Research Associate Professor
B.S. Beijing University, 1994
M.S. Chinese Academy of Sciences, Beijing, 1997
Ph.D. Michigan State University, 2002
E-mail: wtan (at) nd (dot) edu
Address: Nieuwland Science Hall 210D
Phone: (574) 631-7715
Fax: (574) 631-5952
Nuclear physics plays a significant role in energy production and element synthesis of explosive astrophysical environments such as novae and X-ray bursts occurring in accreting compact stars. Prof. Tan’s research has been focused on the studies of the underlying nuclear reactions that trigger and boost these stellar explosions. One particular reaction is the 15O(a,g) breakout from the hot CNO cycle that is critical for understanding the behavior of X-ray bursts. Conditions of X-ray bursts are characterized by a sensitive interplay between fuel supply and depletion by nuclear burning. This balance depends critically on the ignition through the nuclear trigger reaction 15O(a,g) that regulates the flow between the beta-limited hot CNO cycle and the rapid proton (rp) capture process. Prof. Tan led the first measurement of this reaction rate at Notre Dame that demonstrated how the laboratory results can provide stringent limits for the burning conditions in stellar objects.
A series of (a,p) reactions on the waiting point nuclei along the rp-process path and in the hot CNO cycle are known for setting the timescale and ashes composition of the explosive hydrogen burning in accreting stars. Prof. Tan’s interests include a systematic experimental investigation of the level parameters of these nuclei near the alpha threshold to further understand the nuclear aspects of the X-ray bursts. In such and other explosive stellar sites, photodisintegration process or p-process is believed to be responsible for the synthesis of proton-rich p-nuclei. Prof. Tan also works on an improved understanding of this process via better determination of nuclear optical potentials with precision alpha scattering/induced reaction experiments.

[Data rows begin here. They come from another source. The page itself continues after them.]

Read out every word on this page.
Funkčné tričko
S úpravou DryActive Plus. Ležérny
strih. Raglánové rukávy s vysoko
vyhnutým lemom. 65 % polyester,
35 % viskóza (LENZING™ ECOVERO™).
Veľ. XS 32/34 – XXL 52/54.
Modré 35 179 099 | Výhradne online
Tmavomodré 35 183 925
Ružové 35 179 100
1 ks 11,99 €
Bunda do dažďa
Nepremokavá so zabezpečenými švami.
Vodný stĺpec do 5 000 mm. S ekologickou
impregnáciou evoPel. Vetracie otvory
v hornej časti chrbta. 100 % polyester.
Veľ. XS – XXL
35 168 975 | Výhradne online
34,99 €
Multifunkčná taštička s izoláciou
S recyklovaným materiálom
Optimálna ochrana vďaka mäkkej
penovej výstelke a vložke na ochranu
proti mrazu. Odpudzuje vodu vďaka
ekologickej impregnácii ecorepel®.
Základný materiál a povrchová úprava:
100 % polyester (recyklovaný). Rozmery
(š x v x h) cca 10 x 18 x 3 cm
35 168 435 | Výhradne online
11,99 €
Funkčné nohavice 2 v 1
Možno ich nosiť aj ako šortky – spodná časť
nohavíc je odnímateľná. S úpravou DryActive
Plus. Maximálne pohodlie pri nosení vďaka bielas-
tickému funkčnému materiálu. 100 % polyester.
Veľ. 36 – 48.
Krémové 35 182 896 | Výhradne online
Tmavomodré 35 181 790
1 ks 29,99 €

“Lifetime of the astrophysically important 4.03 MeV state in 19Ne,” W.P. Tan, J. Görres, J. Daly, M. Couder, A. Couture, H.Y. Lee, E. Stech, E. Strandberg, C. Ugalde, and M. Wiescher, Phys. Rev. C 72, 041302® (2005).
“Spin determination of particle unstable levels with particle correlations,” W.P. Tan, W.G. Lynch, T.X. Liu, X.D. Liu, M.B. Tsang, G. Verde, A. Wagner, H.S. Xu, B. Davin, R.T. de Souza, Y. Larochelle, R. Yanez, R.J. Charity and L.G. Sobotka, Phys. Rev. C 69, 061304® (2004).
“Fragment isotope distributions and the isospin dependent equation of state,” W.P. Tan, B.-A. Li, R. Donangelo, C.K. Gelbke, M.-J. van Goethem, X.D. Liu, W.G. Lynch, S. Souza, M.B. Tsang, G. Verde, A. Wagner, and H.S. Xu, Phys. Rev. C 64, 051901® (2001).
“Isospin Fractionation in Nuclear Multifragmentation,” H.S. Xu, M.B. Tsang, T.X. Liu, X.D. Liu, W.G. Lynch, W.P. Tan, A. Vander Molen, G. Verde, A. Wagner, H.F. Xi, C.K. Gelbke, L. Beaulieu, B. Davin, Y. Larochelle, T. Lefort, R.T. de Souza, R. Yanez, V.E. Viola, R.J. Charity and L.G. Sobotka, Phys. Rev. Lett. 85, 716 (2000).